Ahora te escribo porque es tu cumpleaños. Vas a por las ocho velas. Son un montón. Y me alegra mucho que sigas con entusiasmo sumándole candelitas a las tortas. Me gusta que estés feliz. Pero.

No soy bueno dando consejos. De hecho, odio los consejos, así que no confíes en lo que digo. Sólo los ciegos están preparados para confiar ciegamente.

Parece que fue ayer cuando me enteré que venías y terminé en la guardia de un hospital con un ataque de pánico. Justo a mí, que no podía ni cuidarme solo, le tocaba semejante responsabilidad.

Y por fin llegaste e hiciste lugar a los alaridos entre los egoísmos para conquistar la tierra que no era de nadie. Fue tu mérito. Siempre lo será. Fundar un hogar no es nada fácil y lo hiciste, aunque las cosas no hayan salido a pedir de boca, la aventura estuvo bien.

Y después vino tu hermana y puso el broche de oro. Ha sido una gran experiencia.

A veces veo fotos de cuando estabas por nacer, y después veo otras donde ya estás envuelta en una frazada, en brazos de alguien, con los ojos muy abiertos mirándote la manito.

El día en que asomaste la cabeza y lloraste para avisar que empezaba la carrera, yo estaba muy asustado. Había leído mil noticias sobre los bebés que se pierden en las clínicas y de pronto me cayó la ficha de que ahora eras mi responsabilidad, algo para lo que no terminaré de prepararme jamás.

Comprendí que la tarea era grande y que había fallado en el primer paso: vino una gorda con un pañuelo verde en la cabeza y te llevó envuelta en una toalla y yo no dije ni mú.

Cuando me di cuenta, salí a buscarte. Anduve por esos pasillos anochecidos, y llegué hasta una puerta prohibida para padres. Te escuchaba llorar y estaba aturdido, me sentía en el medioevo, a mi bebé le estaban perforando las orejas.

Pero eso es un recuerdo viejo, un pasaje que no está más. Porque un día pestañeás y esa cosita pequeña y de ojos achinados ahora está por voltear a soplidos ocho velas sobre una torta.

Siempre que ustedes me preguntan cuál es mi deseo y yo repito: “que hagan todo lo posible por descubrir qué las hace felices y que no dejen nunca que nadie las lastime”, lo digo sin creerlo del todo, apostando ingenuamente a un mantra que les evite problemas, porque es inevitable lastimarse y es imposible ser feliz. Las publicidades de los folletos también mienten.

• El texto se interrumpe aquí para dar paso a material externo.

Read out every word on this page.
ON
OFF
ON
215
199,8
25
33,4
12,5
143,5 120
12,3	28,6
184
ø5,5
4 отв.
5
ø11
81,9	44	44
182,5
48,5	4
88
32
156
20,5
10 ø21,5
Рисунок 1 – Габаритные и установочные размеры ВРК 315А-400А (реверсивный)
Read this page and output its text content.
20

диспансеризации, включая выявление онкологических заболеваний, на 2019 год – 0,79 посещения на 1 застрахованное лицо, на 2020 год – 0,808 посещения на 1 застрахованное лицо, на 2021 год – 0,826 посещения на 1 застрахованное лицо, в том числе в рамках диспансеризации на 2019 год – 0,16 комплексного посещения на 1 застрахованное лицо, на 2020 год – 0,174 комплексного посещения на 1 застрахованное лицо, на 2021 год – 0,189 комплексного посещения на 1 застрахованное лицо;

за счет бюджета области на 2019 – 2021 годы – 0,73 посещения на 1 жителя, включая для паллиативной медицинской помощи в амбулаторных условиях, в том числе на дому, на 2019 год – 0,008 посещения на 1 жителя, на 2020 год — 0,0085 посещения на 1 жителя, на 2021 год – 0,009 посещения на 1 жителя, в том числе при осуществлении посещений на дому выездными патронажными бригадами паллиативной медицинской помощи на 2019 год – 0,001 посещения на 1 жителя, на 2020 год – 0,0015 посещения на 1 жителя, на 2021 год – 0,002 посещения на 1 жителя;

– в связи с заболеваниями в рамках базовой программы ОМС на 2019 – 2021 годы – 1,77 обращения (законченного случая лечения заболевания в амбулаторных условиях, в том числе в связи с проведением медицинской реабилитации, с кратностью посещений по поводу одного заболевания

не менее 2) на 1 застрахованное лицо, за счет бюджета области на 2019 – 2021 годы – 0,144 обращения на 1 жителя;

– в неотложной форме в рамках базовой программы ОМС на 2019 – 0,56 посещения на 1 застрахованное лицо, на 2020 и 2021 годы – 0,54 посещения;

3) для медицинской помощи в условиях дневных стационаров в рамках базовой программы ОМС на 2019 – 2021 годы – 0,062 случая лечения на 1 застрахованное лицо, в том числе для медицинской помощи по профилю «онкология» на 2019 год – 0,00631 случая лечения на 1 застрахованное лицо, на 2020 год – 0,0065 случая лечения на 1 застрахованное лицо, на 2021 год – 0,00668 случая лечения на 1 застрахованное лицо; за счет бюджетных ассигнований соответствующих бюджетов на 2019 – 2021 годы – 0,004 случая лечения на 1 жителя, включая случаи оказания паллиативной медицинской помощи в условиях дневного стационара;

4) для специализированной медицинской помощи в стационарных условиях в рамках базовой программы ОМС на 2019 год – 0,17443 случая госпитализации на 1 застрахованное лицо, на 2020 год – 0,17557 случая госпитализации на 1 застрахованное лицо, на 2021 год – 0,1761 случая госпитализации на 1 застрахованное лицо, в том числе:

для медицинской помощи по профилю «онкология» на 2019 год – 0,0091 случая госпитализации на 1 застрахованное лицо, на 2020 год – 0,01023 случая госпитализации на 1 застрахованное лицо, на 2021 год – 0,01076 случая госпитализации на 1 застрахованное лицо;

Y menos mal que saben que para mí Dios no existe.

Pienso hoy que ya entenderás mejor mi honestidad brutal y serás independiente; me gustará pensar que colaboré un poquito para que eso ocurriera, y ojalá que al momento de leer estas pavadas esas cosas sigan latiendo, que no se les hayan olvidado.

Me gusta que vayan a los velorios, que le pongan color a la tristeza, que hagan dibujos y escriban cartitas para dejar sobre los muertos, que les besen las frentes frías y no le tengan miedo a la carne exangüe, a la piel macilenta.

Me encanta que entiendan que la muerte es parte de la vida. Y que es inevitable.

Me gusta que digan tantos te quiero y te amo, les han enseñado bien, son cariñosas, regalan amor sin pedir nada a cambio. Eso las va a ayudar siempre.

No se avergüencen jamás. Son lo que son y está perfecto que así sea, siempre habrá alguien que pueda encontrar dentro de ustedes una cosa para respetar y tal vez amar. Quiéranse mucho y que el que no las quiera, que se cague.

Cultiven mucho lo que les guste. Ya sea hablar en árabe, leer, escribir, hacer números (sospecho que no será tu caso) o cocinar. No dejen que nadie las aparte de lo que las hace sentir útiles, de lo que crean que sea el propósito en sus vidas. Huyan de la gente que pretenda postergarles sus sueños, hay una sola vida, una sola oportunidad, no se desvíen del camino. El camino tarde o temprano aparece y no está bien esquivarlo.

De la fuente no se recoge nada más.